In MediaWiki there are a handful of sentences where the PLURAL magic word is used but no number appears in the sentence. In these sentences there is a subject or object which can be either singular or plural and PLURAL is used to enable correct grammatical sentences where verbs, pronouns, etc differ according to the (unstated) number of items discussed. Some examples are:
- ("Hidden categories")
- ("This page has been protected from editing because it is transcluded in the following pages, which are protected with the "cascading" option turned on:
- specific rights can edit it because it is transcluded in the following cascade-protected pages:") ("Warning: This page has been protected so that only users with
- ("The action you have requested is limited to users in one of the groups: $1.")
- ("The users $1 are now blocked.")
on article!") *
Potentially there are grammar changes triggered here which are different from the grammar rules triggered by changes in decimal numbers. For example:
- the form of a collective noun (referring to 'more than one') may be different to the form used with a specific number, for example in "the 11 following things" and "the following things" the form for "things" may differ.

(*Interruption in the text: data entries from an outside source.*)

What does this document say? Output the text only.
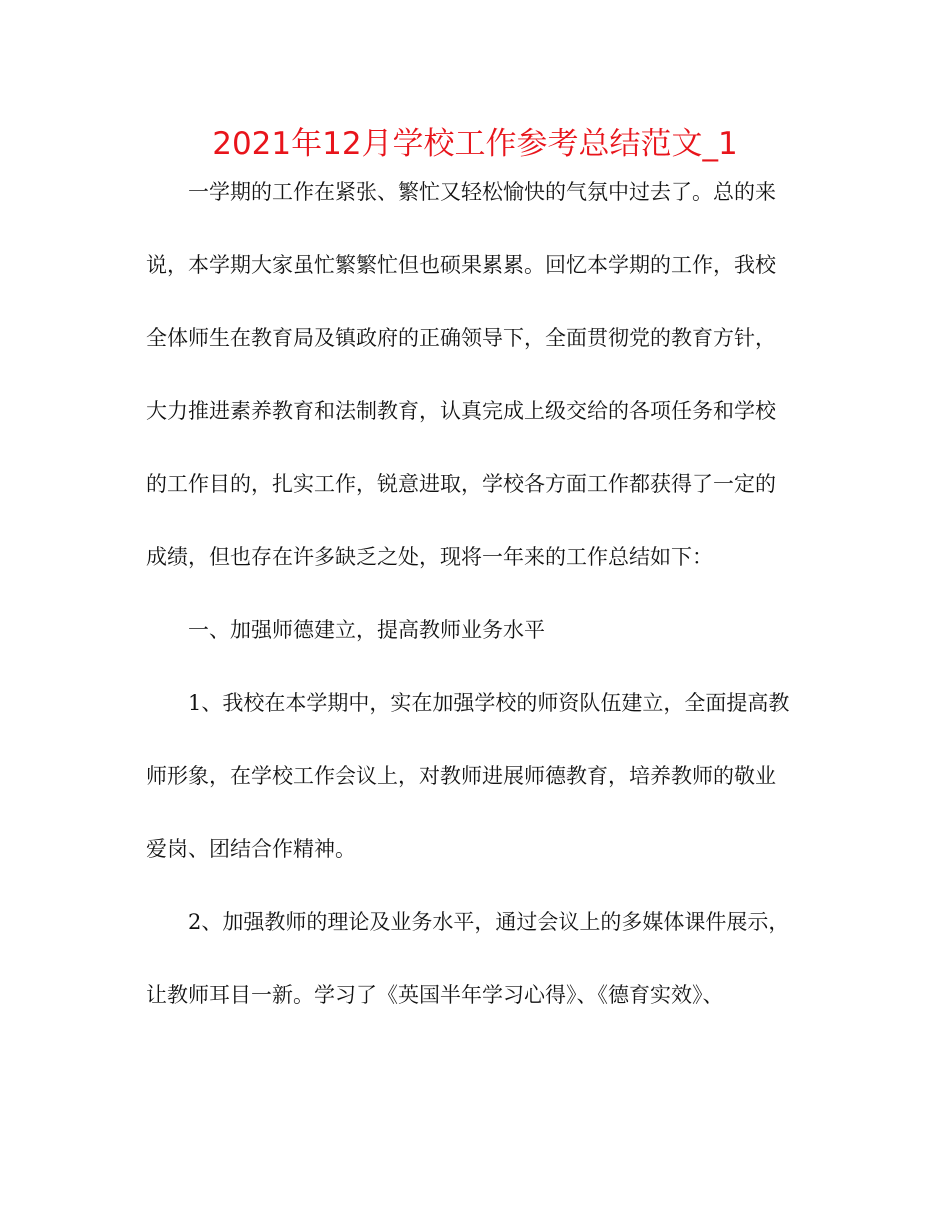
2021年12月学校工作参考总结范文_1
一学期的工作在紧张、繁忙又轻松愉快的气氛中过去了。总的来
说，本学期大家虽忙繁繁忙但也硕果累累。回忆本学期的工作，我校
全体师生在教育局及镇政府的正确领导下，全面贯彻党的教育方针，
大力推进素养教育和法制教育，认真完成上级交给的各项任务和学校
的工作目的，扎实工作，锐意进取，学校各方面工作都获得了一定的
成绩，但也存在许多缺乏之处，现将一年来的工作总结如下：
一、加强师德建立，提高教师业务水平
1、我校在本学期中，实在加强学校的师资队伍建立，全面提高教
师形象，在学校工作会议上，对教师进展师德教育，培养教师的敬业
爱岗、团结合作精神。
2、加强教师的理论及业务水平，通过会议上的多媒体课件展示，
让教师耳目一新。学习了《英国半年学习心得》、《德育实效》、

- verb or pronoun forms used may be different for singular and collective plurals, but not different when the number is included in the sentence.
I know these cases should be rare, and it may be that in practice there are no languages where the CLDR rules do not cover all the uses of PLURAL in MediaWiki as well, but potentially there could be languages affected by this difference in how PLURAL is used on MediaWiki and how it is defined on CLDR. Does anyone know of any languages affected by this?
I think that this is not really an issue that necessarily needs to be raised at CLDR, although I am sure they would be interested to learn about how MediaWiki uses PLURAL in sentences that do not include a decimal number. However, what it may mean is that there may be rare cases where translatewiki.net will need to define more number sets for a language than there are in CLDR.
Last edit: 18:43, 29 January 2012
In other words we want to know if there is a language where any given number-included plural form is not a subset of number-less plural form. If this is the case, then we cannot achieve number-less forms by just combining existing (number-included) plural forms (in practice, giving them the same translation) in suitable combination.
I'm not aware of a language not having the wanted subset relation. Since there may be ones, I think, CLDR should be made aware, with the suggestion to make a note on their explanatory page. Unless someone reports that (s)he did it already, I shall do that.
Well, I think, it would be a superset, but anyways. When going through the above examples again, I found that in Colognian, a sentence followed or preceded by a list (the items of which you can count) is to be treated and built exactly as if the number was included, even if the sentence itself is numberless.
The page on plural rule syntax at CLDR says: "There are two extra values that can be used with count attributes: 0 and 1. These are used for the explicit values, and may or may not be the same as the forms for "zero" and "one"." It seems that CLDR have got around the problem of defining additional categories for use in particular circumstances by introducing these 2 additional values. Would it be possible to write code for Mediawiki plural which does the same, enabling the use of '0' and '1' only when needed?
I wrote the previous comment before I had understood how Mediawiki uses more than one defined plural ruleset to handle numberless sentences (and potentially sentences with zero?). Mediawiki's solution appears to be elegant, with simpler syntax for translators for numberless sentences.
However, you also say in another thread that it is 'hard to unify Mediawiki rules with other systems'. Would it be easier to unify with other systems if instead of making the second ruleset shorter than the normal ruleset, instead we made it longer, typically by adding an additional rule for 1 (or for 1 and 2 for Scottish Gaelic for example) and an additional rule for 0 where needed (Swahili would benefit from an additional rule for 0, for example). Making the second ruleset longer is not as elegant as the current system. But does it help with compatibility with other systems?
Other systems only support one ruleset - that's the problem. And frankly I don't see any reason for using multiple rulesets for one language except for translator's convenience. As far as I know the second ruleset is always a shortcut which can be done using the first ruleset in slight longer way. Make the shortcut harder makes it even more useless and we should rather just drop it in that case.
A second ruleset is used for the languages using rules J and K. Combining both rulesets would entail increasing the number of forms for these languages by 1. As you say, this shouldn't be a great hardship, given that they only have 3 forms at present.
It sounds to me as if you would possibly like to see Mediawiki use one ruleset only for all languages and that this ruleset should be able to be used for sentences without numbers. If so, we could add a paragraph about alternative rulesets not being recommended to Plural#Alternative_ruleset.
I will try to find time to add to the discussion on CLDR, now that we have got examples of languages affected.